For Tiger’s first five days, VII Corps troops led by Maj. Gen. Joe Collins marched out of their Devon bivouacs, assembled in coastal marshalling areas, and boarded transports crammed into West Country ports, notably Plymouth, Dartmouth, Portland, and Poole. Moon’s ordeal would emerge later, when his ships put out to sea, maneuvered in Lyme Bay, and on April 27 commenced the practice landings of the 4th Infantry Division on a picturesque Devon beach known as Slapton Sands, followed by waves of VII Corps support troops over the next three days.


Eisenhower observed the initial April 27 landings from an offshore LCI. December 1943 orders by British magistrates had evacuated seaside parishes in the Slapton area of all civilians, and Ike watched ships and planes saturate the coastline with live ammunition. Despite the impressive firepower display, the usual muddles triggered by such a complex military operation caused one of Ike’s aides to confess, “I came away from the exercise feeling depressed.”


The events unfolding that night over a half-hour period, however, were immeasurably more depressing. At 2 AM on April 28, a line-ahead formation of eight U.S. Navy LSTs, designated Convoy T-4 and packed with troops scheduled to land on Slapton Sands in a few hours, came under attack from a dozen German Schnellboote, known to the Allies as “E-boats.” Roaring out of the inky gloom, the Germans launched torpedo salvos and fired bursts from their 20-millimeter cannon at point-blank range. They could hardly miss; within minutes, hits crippled three LSTs, two of which sank. The survivors, many shouting, “We’re gonna die!” were deposited in frigid waters, and due to the lack of life rafts, their death prophecies soon came true. The convoy’s only escort, the Royal Navy corvette Azalea, did not fire a shot in response; moving only one-third the speed of the 44-knot Schnellboote, the enemy had disappeared by the time Azalea reached the flaming LSTs.

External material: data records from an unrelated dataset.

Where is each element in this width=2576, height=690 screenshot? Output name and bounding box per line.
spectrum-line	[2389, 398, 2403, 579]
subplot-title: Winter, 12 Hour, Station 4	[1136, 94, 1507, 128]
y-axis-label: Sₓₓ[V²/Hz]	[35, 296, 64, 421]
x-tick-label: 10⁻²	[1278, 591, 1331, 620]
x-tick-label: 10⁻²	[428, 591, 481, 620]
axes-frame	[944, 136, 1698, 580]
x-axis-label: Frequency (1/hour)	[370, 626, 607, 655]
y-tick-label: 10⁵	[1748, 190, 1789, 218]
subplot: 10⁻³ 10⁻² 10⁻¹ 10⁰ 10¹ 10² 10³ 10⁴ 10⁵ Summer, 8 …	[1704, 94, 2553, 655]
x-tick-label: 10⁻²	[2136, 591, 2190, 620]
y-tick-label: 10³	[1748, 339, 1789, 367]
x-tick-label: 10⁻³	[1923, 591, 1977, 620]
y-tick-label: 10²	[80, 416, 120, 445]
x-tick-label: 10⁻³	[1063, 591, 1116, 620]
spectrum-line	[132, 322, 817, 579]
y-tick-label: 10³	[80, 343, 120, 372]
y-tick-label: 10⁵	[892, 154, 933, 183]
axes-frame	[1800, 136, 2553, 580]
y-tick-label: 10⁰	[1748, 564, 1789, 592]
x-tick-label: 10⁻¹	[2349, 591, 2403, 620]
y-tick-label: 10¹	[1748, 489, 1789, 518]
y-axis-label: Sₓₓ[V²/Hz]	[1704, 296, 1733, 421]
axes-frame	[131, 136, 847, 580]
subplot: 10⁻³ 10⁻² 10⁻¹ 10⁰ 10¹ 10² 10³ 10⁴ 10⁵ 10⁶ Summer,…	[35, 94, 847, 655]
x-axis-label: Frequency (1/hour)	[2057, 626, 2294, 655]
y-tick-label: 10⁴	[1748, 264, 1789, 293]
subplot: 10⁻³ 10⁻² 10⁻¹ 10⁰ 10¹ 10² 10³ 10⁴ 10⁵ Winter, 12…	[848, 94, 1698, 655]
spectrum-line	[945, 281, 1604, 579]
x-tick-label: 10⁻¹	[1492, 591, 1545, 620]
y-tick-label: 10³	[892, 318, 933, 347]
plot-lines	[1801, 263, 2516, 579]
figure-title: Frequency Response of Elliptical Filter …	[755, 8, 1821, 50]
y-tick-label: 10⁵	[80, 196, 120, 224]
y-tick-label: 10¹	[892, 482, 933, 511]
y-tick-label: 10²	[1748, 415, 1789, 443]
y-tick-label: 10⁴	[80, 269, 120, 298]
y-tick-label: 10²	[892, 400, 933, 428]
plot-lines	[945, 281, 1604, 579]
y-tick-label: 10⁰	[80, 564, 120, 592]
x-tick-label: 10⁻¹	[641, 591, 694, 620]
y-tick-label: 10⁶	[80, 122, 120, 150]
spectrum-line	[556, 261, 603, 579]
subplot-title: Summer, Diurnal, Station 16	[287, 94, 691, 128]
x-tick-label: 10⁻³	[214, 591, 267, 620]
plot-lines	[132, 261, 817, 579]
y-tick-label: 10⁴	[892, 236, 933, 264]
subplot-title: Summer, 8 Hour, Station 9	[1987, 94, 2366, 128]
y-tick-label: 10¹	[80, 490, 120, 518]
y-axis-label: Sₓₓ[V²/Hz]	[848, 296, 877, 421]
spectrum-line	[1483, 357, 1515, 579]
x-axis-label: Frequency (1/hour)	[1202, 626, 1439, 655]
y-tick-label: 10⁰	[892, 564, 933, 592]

The loss of three LSTs was bad enough—Ike’s chief of staff, Lt. Gen. Walter Bedell Smith, reported gloomily to his boss “that this reduced our reserve of LSTs for the big show to zero.” Much more alarming, however, was the loss of life, estimated initially at between 300 and 400, but growing eventually to about 650—roughly two-thirds from the Army, one-third from the Navy. Hundreds more survivors suffered from hypothermia or burns. Two VII Corps service units, populated by men who never expected a close-up encounter with the enemy, nearly ceased to exist: the 557th Quartermaster Railhead Company and the 3206th Quartermaster Service Company.


The following day, Moon climbed aboard USS Augusta, the flagship of his boss, Rear Admiral Alan Kirk, to attempt an explanation for the unmitigated disaster that had just befallen Force U. Moon and a staff officer, Captain John Moreno, entered the cabin of Rear Admiral Arthur Struble, Kirk’s chief of staff. Noting a British submarine passing Augusta after a successful patrol, Struble hissed, “Well, I see somebody did his duty.” Moreno recalled that Struble thereupon turned on Moon with “the coldest glance I’ve ever seen…[and] brutally snarled, ‘All right, Moon, tell me what happened.’” According to Moreno: “I think that is when Moon really broke down.”


Among the many lessons the distraught Admiral Moon learned in that tragic affair, two stood out: first, the Germans must never—never—be underestimated; second, in Overlord’s opening phase, all participating servicemen, be they robust, fervent youngsters or corpulent, overage rear-echelon men, would face mortal danger equally, every minute of the invasion.

No one ever said D-Day would be easy.